Une masse de profiteurs anonymes

          Certes, la masse des « profiteurs d’en bas » (chômeurs, immigrés, étudiants indignés, allocataires d’aides diverses, etc.) est en expansion constante grâce à une politique d’assistance poursuivie depuis des dizaines d’années. Le fait qu’elle touche à présent ses limites rend la situation explosive.

          On ne doit pas oublier non plus toute la fonction publique, pléthorique, dont le salaire moyen dépasse celui des salariés du privé, avec en prime la sécurité de l’emploi à vie et des avantages multiples, dont le moindre n’est pas une retraite quasiment à taux plein tranchant singulièrement avec la perte de revenus subies par les salariés du privés. Le budget de la fonction publique atteint en France 46% du PIB.

          Le slogan du « toujours plus » qui stigmatise les riches s’applique en fait avec plus de justesse à cette masse de profiteurs anonymes, dans un pays où 80% de la jeunesse rêve de devenir fonctionnaire et où le travail est déconsidéré car il ne peut mener à la richesse. Un déni du réel a pris le pas sur l’honnêteté intellectuelle et la conscience claire de ce qu’est la démocratie. Sa perversion politique la retourne à présent contre elle-même.

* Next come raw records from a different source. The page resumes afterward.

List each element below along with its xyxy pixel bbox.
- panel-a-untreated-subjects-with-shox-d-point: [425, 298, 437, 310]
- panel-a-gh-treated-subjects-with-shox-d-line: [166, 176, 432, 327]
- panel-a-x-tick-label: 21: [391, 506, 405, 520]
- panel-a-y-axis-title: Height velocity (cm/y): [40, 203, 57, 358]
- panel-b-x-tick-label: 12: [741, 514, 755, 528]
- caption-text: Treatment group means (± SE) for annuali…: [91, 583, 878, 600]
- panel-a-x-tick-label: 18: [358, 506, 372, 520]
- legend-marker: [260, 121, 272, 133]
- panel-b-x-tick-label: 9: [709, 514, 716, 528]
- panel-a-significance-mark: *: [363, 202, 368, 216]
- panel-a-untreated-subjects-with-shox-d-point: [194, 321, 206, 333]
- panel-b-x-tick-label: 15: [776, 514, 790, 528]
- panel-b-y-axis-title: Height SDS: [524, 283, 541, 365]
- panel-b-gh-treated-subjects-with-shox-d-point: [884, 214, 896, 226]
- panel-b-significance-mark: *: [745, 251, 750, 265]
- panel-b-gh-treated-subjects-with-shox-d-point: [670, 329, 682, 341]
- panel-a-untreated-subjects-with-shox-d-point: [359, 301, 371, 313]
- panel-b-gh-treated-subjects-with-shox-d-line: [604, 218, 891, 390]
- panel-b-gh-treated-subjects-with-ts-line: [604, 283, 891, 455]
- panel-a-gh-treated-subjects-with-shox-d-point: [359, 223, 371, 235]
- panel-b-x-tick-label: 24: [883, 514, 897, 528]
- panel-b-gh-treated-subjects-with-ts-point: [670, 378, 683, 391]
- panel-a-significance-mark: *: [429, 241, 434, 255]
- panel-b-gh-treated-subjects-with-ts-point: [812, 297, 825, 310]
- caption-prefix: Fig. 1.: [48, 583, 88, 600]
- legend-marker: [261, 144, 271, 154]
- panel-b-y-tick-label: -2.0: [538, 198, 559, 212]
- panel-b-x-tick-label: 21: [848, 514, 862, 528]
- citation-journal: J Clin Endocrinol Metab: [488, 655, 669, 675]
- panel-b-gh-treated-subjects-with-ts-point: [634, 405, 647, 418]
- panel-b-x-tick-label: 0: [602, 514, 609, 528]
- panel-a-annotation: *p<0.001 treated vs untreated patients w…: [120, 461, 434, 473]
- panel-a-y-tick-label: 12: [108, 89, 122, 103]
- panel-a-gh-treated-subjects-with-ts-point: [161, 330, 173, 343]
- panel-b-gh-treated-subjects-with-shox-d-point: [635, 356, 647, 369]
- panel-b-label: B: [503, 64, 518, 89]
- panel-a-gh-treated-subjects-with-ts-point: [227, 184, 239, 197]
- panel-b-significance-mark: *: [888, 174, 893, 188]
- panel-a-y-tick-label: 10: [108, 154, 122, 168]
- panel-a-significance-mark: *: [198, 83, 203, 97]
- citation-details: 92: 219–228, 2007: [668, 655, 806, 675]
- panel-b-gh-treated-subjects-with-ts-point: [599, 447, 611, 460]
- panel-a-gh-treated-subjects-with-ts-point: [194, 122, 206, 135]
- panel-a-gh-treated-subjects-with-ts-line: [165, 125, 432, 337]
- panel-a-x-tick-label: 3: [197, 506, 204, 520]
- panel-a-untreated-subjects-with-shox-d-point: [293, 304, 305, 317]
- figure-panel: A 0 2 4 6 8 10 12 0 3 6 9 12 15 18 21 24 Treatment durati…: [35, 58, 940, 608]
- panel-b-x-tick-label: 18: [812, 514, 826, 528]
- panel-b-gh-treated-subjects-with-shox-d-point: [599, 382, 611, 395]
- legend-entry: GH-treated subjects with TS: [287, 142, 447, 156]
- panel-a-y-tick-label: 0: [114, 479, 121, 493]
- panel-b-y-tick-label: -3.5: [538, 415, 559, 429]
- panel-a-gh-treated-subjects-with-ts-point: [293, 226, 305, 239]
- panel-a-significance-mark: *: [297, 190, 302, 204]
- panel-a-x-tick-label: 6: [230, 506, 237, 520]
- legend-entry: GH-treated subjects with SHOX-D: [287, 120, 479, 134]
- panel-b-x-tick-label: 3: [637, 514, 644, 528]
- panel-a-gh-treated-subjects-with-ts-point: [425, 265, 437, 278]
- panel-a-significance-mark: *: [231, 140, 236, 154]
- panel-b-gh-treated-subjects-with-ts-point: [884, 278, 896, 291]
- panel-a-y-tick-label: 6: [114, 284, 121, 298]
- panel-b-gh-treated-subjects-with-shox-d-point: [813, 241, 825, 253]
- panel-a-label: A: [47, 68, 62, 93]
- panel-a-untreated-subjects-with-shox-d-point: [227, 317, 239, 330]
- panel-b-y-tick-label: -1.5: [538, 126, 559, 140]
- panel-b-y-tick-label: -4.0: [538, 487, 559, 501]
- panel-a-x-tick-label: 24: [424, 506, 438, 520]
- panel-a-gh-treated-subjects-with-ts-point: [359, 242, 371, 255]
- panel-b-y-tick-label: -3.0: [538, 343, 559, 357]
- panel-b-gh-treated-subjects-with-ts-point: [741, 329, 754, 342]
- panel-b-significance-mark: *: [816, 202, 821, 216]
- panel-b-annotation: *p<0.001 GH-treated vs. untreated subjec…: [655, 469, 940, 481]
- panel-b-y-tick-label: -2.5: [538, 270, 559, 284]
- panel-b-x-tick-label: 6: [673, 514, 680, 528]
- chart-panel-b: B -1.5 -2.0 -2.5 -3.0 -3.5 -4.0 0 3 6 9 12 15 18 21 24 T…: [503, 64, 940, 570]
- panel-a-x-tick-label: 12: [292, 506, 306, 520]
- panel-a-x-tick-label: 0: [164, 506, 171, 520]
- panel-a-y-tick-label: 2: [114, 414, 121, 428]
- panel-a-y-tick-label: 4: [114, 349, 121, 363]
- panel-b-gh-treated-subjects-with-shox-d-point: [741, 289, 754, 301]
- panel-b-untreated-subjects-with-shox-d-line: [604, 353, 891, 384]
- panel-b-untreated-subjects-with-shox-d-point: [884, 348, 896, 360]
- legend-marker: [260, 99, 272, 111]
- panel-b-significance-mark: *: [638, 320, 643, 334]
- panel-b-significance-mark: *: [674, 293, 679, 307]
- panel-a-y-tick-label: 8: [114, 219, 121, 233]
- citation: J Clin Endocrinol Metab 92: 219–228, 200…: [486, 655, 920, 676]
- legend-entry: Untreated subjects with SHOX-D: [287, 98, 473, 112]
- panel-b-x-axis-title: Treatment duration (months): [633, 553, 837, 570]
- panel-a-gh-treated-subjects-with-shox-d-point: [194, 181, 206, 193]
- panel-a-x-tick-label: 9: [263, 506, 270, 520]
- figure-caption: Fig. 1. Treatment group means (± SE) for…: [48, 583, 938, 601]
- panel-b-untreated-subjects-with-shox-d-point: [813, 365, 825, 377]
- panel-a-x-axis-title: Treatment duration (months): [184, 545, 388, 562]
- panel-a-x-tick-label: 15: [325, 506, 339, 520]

          Sur ce terrain ne peuvent germer les idées libertariennes. Comment les faire passer à des générations droguées par l’État-providence et décérébrées par des décennies d’éducation aux variantes de la rectitude politique que sont l’altermondialisme, le différentialisme, le relativisme et la justice comprise comme l’égalité nécessaire des situations? Il est plus simple de décréter la parité financière de tous et le retour en grâce du système communiste.

          Il est difficile de démêler l’écheveau de la chronologie des événements et de la logique des faits qui a conduit la France dans sa configuration actuelle. Lâcheté des élites, certes, mais aussi irrationalité de la masse, éduquée à tout s’expliquer par sa position victimaire, à chercher sans fin des coupables et à couper toujours de nouvelles têtes au gré des modes et des limites toujours extensibles de la notion de richesse.

          Nul doute que lorsque François Hollande sera élu, les conséquences de son mandat seront dramatiques et que l’Europe risque de ne pas y survivre. La France non plus d’ailleurs… mais je parle de la France éternelle, celle d’avant.